Perform a 2D 'source pixel' lookup on a batch of 17 RGB images

Hello,

I have a set of 3 channel (RGB) 512x512 images with a batch size of 17, stored in a tensor of shape (17, 3, 512, 512).

I also have a series of 2D lookup co-ordinates in a tensor of shape (17, 512, 512, 2), where that final 2 is the XY coordinate of the pixel to look up a source pixel in the original image, allowing me to rearrange the pixels of the 17 source images into 17 new resulting images.

Thanks to some help from this forum, I had this ‘2D pixel lookup’ working when I had a single 2D source image, which also was grayscale, so my image tensor was just (512, 512) and the ‘2d lookup co-ordinates’ tensor was (512, 512, 2). The line that made that work was:

new_images = orig_images[..., lookup_coords[:, :, 0], lookup_coords[:, :, 1]]

But now I have 3 channels in my image and a batch size of 17, this line produces a resulting shape of (17, 3, 17, 512, 2) instead of (17, 3, 512, 512) - which matches the input textures - as I wanted.

I’ve messed with that line a lot, and tried squeezing and unsqueezing various items, but I just can’t get the right output shape. Can anyone help? Thanks if you can.

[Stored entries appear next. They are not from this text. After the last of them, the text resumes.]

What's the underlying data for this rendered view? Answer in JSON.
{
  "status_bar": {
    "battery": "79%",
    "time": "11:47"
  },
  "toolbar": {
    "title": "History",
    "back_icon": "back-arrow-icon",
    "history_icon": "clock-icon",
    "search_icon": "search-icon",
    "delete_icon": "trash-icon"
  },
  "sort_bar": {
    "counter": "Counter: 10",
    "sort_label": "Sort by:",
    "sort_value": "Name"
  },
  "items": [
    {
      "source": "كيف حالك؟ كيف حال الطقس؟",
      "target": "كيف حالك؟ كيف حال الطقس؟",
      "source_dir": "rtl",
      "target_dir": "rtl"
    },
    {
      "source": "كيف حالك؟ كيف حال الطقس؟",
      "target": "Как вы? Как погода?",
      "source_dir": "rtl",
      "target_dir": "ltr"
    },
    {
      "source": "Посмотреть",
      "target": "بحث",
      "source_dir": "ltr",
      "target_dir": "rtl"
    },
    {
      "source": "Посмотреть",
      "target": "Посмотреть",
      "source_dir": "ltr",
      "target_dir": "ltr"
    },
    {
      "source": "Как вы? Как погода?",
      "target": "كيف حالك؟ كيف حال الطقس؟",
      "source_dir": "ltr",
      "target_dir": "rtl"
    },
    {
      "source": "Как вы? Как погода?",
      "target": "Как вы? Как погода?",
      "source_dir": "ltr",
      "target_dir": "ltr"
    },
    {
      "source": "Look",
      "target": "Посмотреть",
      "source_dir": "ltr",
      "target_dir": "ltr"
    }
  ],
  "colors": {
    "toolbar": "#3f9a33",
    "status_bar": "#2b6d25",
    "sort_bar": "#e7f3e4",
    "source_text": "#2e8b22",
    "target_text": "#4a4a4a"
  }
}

p.s. In case the above wasn’t clear, the 17 input images each have their own unique 2D lookup coordinate maps

Could you provide a (slow) reference implementation we could use to verify a potentially better approach?

1 Like

Yes, good plan. In fact, the ‘slow’ reference code I wrote isn’t even slow, it just has an iterator over each image in the batch. With only 17 images in this case, I doubt there will be any speed loss, so I think this issue is fixed now, thanks.

For anyone wanting to see what I did, I added this to deal with each image in the batch separately:

    output_images = torch.zeros_like(batch_of_images)

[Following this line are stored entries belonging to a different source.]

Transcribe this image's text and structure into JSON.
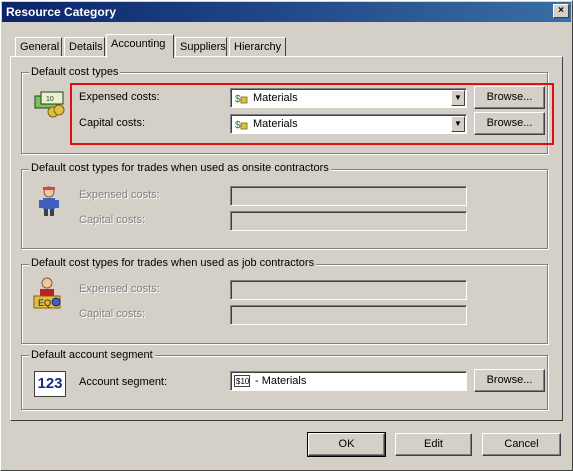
{
  "window": {
    "title": "Resource Category",
    "close_glyph": "×"
  },
  "tabs": [
    {
      "label": "General"
    },
    {
      "label": "Details"
    },
    {
      "label": "Accounting"
    },
    {
      "label": "Suppliers"
    },
    {
      "label": "Hierarchy"
    }
  ],
  "default_cost_types": {
    "title": "Default cost types",
    "expensed_label": "Expensed costs:",
    "expensed_value": "Materials",
    "capital_label": "Capital costs:",
    "capital_value": "Materials",
    "browse_label": "Browse..."
  },
  "onsite_contractors": {
    "title": "Default cost types for trades when used as onsite contractors",
    "expensed_label": "Expensed costs:",
    "capital_label": "Capital costs:"
  },
  "job_contractors": {
    "title": "Default cost types for trades when used as job contractors",
    "expensed_label": "Expensed costs:",
    "capital_label": "Capital costs:"
  },
  "account_segment": {
    "title": "Default account segment",
    "icon_text": "123",
    "label": "Account segment:",
    "value": "- Materials",
    "browse_label": "Browse..."
  },
  "footer": {
    "ok_label": "OK",
    "edit_label": "Edit",
    "cancel_label": "Cancel"
  },
  "colors": {
    "highlight": "#e01010",
    "title_bar": "#0a246a"
  },
  "icons": [
    "money-icon",
    "contractor-icon",
    "job-contractor-icon",
    "number-123-icon",
    "dollar-resource-icon",
    "dropdown-arrow-icon"
  ]
}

    batch_size = batch_of_images.size(0)
    for batch_index in range(batch_size):

        orig_image  = batch_of_images[batch_index]
        lookup_coords = batch_of_coords[batch_index]

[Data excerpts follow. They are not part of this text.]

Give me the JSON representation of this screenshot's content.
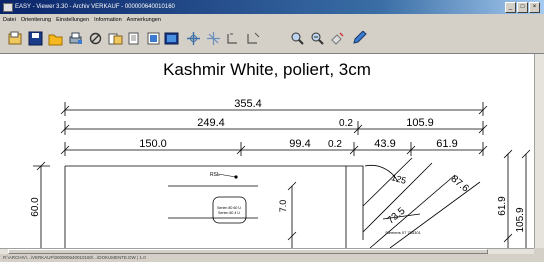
{
  "window": {
    "title": "EASY - Viewer 3.30 - Archiv VERKAUF - 000000640010160",
    "controls": {
      "minimize": "_",
      "maximize": "□",
      "close": "×"
    }
  },
  "menu": [
    "Datei",
    "Orientierung",
    "Einstellungen",
    "Information",
    "Anmerkungen"
  ],
  "toolbar": [
    "open-icon",
    "save-icon",
    "folder-icon",
    "print-icon",
    "rotate-icon",
    "copy-icon",
    "page-icon",
    "fit-page-icon",
    "image-icon",
    "crosshair-icon",
    "grid-icon",
    "measure-icon",
    "zoom-icon",
    "zoom-in-icon",
    "hand-icon",
    "help-icon"
  ],
  "drawing": {
    "title": "Kashmir White, poliert, 3cm",
    "dimensions": {
      "total": "355.4",
      "d249": "249.4",
      "d02a": "0.2",
      "d1059a": "105.9",
      "d150": "150.0",
      "d994": "99.4",
      "d02b": "0.2",
      "d439": "43.9",
      "d619a": "61.9",
      "d600": "60.0",
      "d70": "7.0",
      "d876": "87.6",
      "d735": "73.5",
      "d125": "125",
      "d619b": "61.9",
      "d1059b": "105.9"
    },
    "labels": {
      "hob_label": "RSL",
      "cutout_line1": "Serien 80 60 U",
      "cutout_line2": "Serien 80 4 U",
      "sink_label": "Siemens 07 785301"
    }
  },
  "status": "R:\\ARCHIV\\...\\VERKAUF\\000000640010160\\...\\DOKUMENTE.DW  |  1.0"
}
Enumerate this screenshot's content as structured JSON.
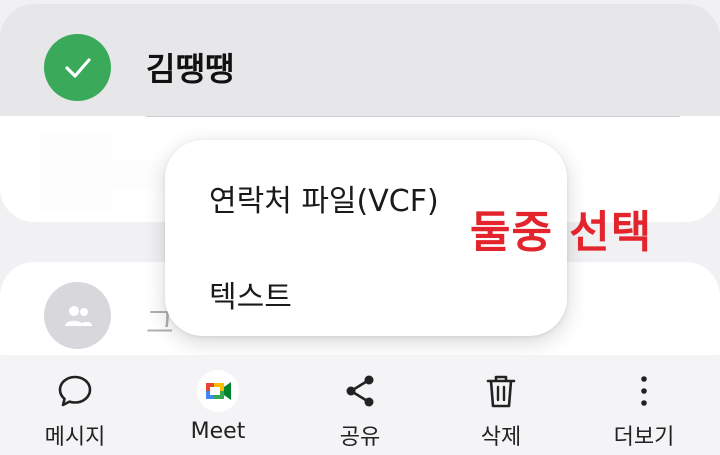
{
  "contact": {
    "name": "김땡땡",
    "selected": true
  },
  "group_item": {
    "partial_text": "그"
  },
  "share_menu": {
    "items": [
      {
        "label": "연락처 파일(VCF)"
      },
      {
        "label": "텍스트"
      }
    ]
  },
  "annotation": {
    "text": "둘중 선택",
    "color": "#e4242c"
  },
  "bottom_bar": {
    "message_label": "메시지",
    "meet_label": "Meet",
    "share_label": "공유",
    "delete_label": "삭제",
    "more_label": "더보기"
  },
  "colors": {
    "selected_check": "#3aaa5a",
    "background": "#f1f1f3"
  },
  "icons": {
    "check": "check-icon",
    "group": "group-icon",
    "message": "chat-bubble-icon",
    "meet": "google-meet-icon",
    "share": "share-icon",
    "delete": "trash-icon",
    "more": "more-vertical-icon"
  }
}
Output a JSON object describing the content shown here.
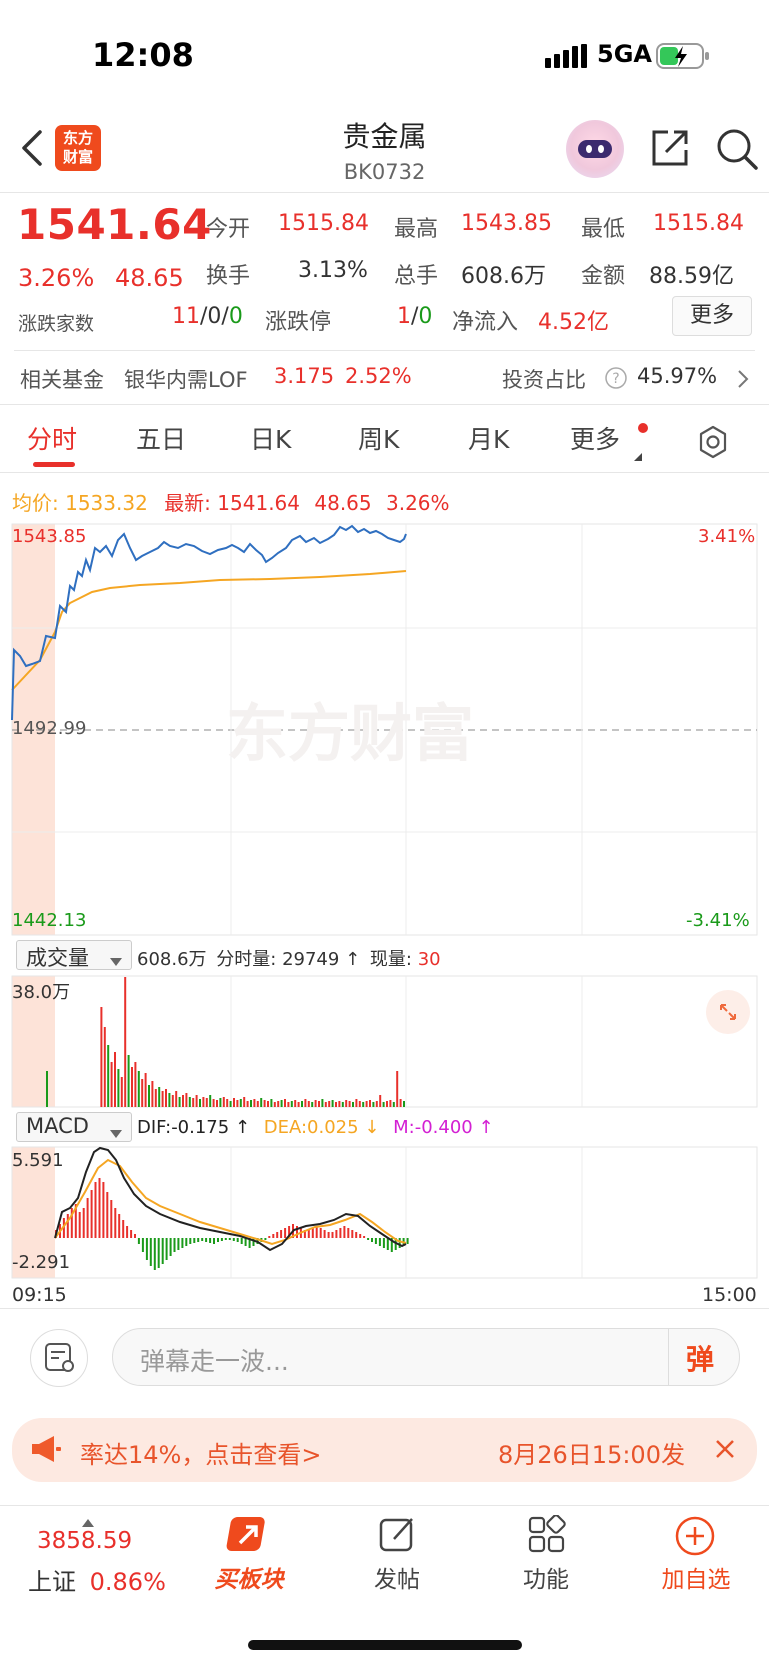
{
  "status_bar": {
    "time": "12:08",
    "network": "5GA"
  },
  "header": {
    "logo_line1": "东方",
    "logo_line2": "财富",
    "title": "贵金属",
    "code": "BK0732"
  },
  "quote": {
    "price": "1541.64",
    "change_pct": "3.26%",
    "change": "48.65",
    "open_label": "今开",
    "open": "1515.84",
    "high_label": "最高",
    "high": "1543.85",
    "low_label": "最低",
    "low": "1515.84",
    "turnover_label": "换手",
    "turnover": "3.13%",
    "volume_label": "总手",
    "volume": "608.6万",
    "amount_label": "金额",
    "amount": "88.59亿",
    "breadth_label": "涨跌家数",
    "breadth_up": "11",
    "breadth_sep1": "/",
    "breadth_flat": "0",
    "breadth_sep2": "/",
    "breadth_down": "0",
    "limit_label": "涨跌停",
    "limit_up": "1",
    "limit_sep": "/",
    "limit_down": "0",
    "inflow_label": "净流入",
    "inflow": "4.52亿",
    "more": "更多"
  },
  "fund": {
    "label": "相关基金",
    "name": "银华内需LOF",
    "price": "3.175",
    "pct": "2.52%",
    "ratio_label": "投资占比",
    "ratio": "45.97%"
  },
  "tabs": [
    "分时",
    "五日",
    "日K",
    "周K",
    "月K",
    "更多"
  ],
  "intraday": {
    "avg_label": "均价:",
    "avg": "1533.32",
    "latest_label": "最新:",
    "latest": "1541.64",
    "latest_change": "48.65",
    "latest_pct": "3.26%",
    "y_top": "1543.85",
    "y_mid": "1492.99",
    "y_bottom": "1442.13",
    "pct_top": "3.41%",
    "pct_bottom": "-3.41%",
    "watermark": "东方财富"
  },
  "volume": {
    "selector": "成交量",
    "total": "608.6万",
    "minute_label": "分时量:",
    "minute": "29749",
    "now_label": "现量:",
    "now": "30",
    "y_max": "38.0万"
  },
  "macd": {
    "selector": "MACD",
    "dif": "DIF:-0.175",
    "dea": "DEA:0.025",
    "m": "M:-0.400",
    "y_top": "5.591",
    "y_bottom": "-2.291"
  },
  "time_axis": {
    "start": "09:15",
    "end": "15:00"
  },
  "danmaku": {
    "placeholder": "弹幕走一波...",
    "button": "弹"
  },
  "banner": {
    "left_text": "率达14%，点击查看>",
    "right_text": "8月26日15:00发"
  },
  "bottom_nav": {
    "index_value": "3858.59",
    "index_name": "上证",
    "index_pct": "0.86%",
    "items": [
      "买板块",
      "发帖",
      "功能",
      "加自选"
    ]
  },
  "colors": {
    "up": "#e8302b",
    "down": "#1a9a1a",
    "price_line": "#2f6fc0",
    "avg_line": "#f5a623",
    "brand": "#ef4a1d"
  }
}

…and that brought my (17, 3, 512, 512) input images tensor down to just (3, 512, 512), which actually got this line of code working to perform the 2D pixel lookup:

output_images[batch_index] = orig_image[..., lookup_coords[..., 0], lookup_coords[..., 1]]

I could maybe optimize this code by getting rid of the zeros_like() bit, and just concatenating the result images, but I’ll leave that for another day when I know how to work with Tensors better.